J’en fus instruit avec preuves évidentes. Je les semai en une très nombreuse assemblée chez M. de Laon, et aussitôt après je leur dis, en regardant fixement le duc de Noailles : « Messieurs, nous avons ici des traîtres qui mériteroient bien d’en être chassés avec toute l’ignominie qui leur est due. Mais au moins vous les connoissez, vous ne pouvez vous y méprendre. En attendant mieux à leur égard, méprisons-les, suivons notre affaire avec courage, mettons toute notre force dans notre union, et si nous savons tous marcher ensemble, nous aurons justice, et nous pourrons après nous la faire de nos traîtres, et les livrer à toute leur infamie. » J’avois souvent soupçonné le duc de Noailles, je lui avois souvent donné des lardons en pleines assemblées. Pour cette fois, assuré des faits, et en ayant montré l’évidence à la plupart avant de nous asseoir, je donnai carrière à mon indignation.

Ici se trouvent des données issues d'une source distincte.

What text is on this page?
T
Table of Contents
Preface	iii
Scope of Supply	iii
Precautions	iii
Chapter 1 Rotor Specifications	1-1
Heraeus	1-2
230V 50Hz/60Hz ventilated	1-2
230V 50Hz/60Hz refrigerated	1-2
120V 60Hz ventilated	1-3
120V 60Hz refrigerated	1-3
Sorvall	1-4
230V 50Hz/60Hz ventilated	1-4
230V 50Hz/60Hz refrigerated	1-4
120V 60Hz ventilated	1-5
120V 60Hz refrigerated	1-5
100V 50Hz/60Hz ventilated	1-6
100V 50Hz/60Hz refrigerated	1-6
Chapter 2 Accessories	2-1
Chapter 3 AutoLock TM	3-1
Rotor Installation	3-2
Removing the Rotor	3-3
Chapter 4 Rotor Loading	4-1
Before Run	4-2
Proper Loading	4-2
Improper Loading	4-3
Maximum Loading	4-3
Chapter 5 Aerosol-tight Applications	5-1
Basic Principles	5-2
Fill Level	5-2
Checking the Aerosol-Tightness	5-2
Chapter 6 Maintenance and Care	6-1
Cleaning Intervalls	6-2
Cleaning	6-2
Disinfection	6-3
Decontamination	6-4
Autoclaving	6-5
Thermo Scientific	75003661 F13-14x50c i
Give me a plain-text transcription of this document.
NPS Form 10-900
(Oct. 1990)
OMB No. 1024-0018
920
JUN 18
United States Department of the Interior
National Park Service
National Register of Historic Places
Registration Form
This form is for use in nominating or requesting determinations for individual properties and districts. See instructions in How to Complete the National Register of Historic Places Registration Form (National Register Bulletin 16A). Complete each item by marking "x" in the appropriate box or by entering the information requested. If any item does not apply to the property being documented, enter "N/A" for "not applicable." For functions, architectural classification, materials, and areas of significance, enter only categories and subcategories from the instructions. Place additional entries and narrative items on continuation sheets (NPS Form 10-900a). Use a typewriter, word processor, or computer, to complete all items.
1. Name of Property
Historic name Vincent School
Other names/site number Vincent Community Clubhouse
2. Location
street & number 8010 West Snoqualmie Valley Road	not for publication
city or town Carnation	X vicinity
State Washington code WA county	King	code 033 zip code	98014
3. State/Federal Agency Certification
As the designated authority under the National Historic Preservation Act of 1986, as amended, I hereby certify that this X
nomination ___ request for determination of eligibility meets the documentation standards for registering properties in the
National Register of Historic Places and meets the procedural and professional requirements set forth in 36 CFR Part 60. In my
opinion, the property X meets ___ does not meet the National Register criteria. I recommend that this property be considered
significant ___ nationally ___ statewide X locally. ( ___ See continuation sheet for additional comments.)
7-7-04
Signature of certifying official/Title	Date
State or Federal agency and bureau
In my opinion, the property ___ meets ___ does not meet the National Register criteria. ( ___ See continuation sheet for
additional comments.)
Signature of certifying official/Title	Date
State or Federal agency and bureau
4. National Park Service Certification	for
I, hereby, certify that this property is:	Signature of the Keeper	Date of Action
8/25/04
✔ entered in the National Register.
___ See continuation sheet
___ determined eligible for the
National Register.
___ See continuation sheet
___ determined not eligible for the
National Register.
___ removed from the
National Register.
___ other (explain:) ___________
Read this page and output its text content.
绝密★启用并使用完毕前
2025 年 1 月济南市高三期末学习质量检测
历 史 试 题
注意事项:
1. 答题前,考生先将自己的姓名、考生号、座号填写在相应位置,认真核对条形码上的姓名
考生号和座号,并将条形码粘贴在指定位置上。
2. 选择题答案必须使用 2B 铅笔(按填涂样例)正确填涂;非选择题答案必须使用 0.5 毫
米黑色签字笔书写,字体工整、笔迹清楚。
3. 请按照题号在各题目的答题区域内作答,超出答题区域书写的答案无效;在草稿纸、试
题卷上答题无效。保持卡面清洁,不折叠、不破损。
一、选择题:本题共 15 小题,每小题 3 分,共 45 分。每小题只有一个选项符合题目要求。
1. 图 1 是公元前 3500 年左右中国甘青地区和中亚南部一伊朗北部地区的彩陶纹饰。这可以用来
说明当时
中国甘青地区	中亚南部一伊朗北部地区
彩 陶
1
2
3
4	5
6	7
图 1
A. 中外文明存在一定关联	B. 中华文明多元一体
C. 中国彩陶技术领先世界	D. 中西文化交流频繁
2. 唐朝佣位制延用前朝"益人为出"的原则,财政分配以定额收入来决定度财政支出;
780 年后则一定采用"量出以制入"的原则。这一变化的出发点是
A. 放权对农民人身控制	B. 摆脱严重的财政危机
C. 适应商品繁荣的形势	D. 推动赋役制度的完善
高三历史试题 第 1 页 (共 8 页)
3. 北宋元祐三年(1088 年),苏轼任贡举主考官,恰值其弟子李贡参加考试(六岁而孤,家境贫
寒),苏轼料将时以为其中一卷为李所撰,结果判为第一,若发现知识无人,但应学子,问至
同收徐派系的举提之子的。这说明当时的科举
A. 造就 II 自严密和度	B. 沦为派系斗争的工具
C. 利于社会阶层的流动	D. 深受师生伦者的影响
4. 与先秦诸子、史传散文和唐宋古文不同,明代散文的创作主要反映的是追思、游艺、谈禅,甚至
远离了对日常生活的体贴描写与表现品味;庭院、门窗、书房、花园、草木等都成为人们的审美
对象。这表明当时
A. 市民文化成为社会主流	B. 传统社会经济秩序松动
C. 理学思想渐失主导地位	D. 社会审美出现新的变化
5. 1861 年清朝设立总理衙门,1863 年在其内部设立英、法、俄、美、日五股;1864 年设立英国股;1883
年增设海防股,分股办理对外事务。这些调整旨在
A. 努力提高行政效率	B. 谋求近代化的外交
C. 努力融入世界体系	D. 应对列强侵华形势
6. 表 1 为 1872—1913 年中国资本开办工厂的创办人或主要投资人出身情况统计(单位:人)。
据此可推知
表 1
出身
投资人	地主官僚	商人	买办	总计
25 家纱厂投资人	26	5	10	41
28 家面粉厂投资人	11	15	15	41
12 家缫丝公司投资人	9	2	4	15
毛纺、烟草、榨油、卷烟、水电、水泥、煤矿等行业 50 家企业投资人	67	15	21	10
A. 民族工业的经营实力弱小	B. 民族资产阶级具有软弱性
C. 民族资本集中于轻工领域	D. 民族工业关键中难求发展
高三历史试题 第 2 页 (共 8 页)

Nous nous mettions toujours en rang d’ancienneté tout autour de la chambre, pour opiner plus en ordre et moins en confusion. Il arriva que, pendant ce court discours, chacun m’imita à regarder le duc de Noailles ; tous les yeux se fixèrent sur lui. Il ne put soutenir une si forte épreuve ; il rougit à l’excès, puis pâlit tout à coup, blanc comme sa cravate ; les lèvres lui trembloient ; il n’osa proférer un seul mot de toute la séance, et se contenta d’approuver de la tête à mesure qu’on convenoit de quelque chose.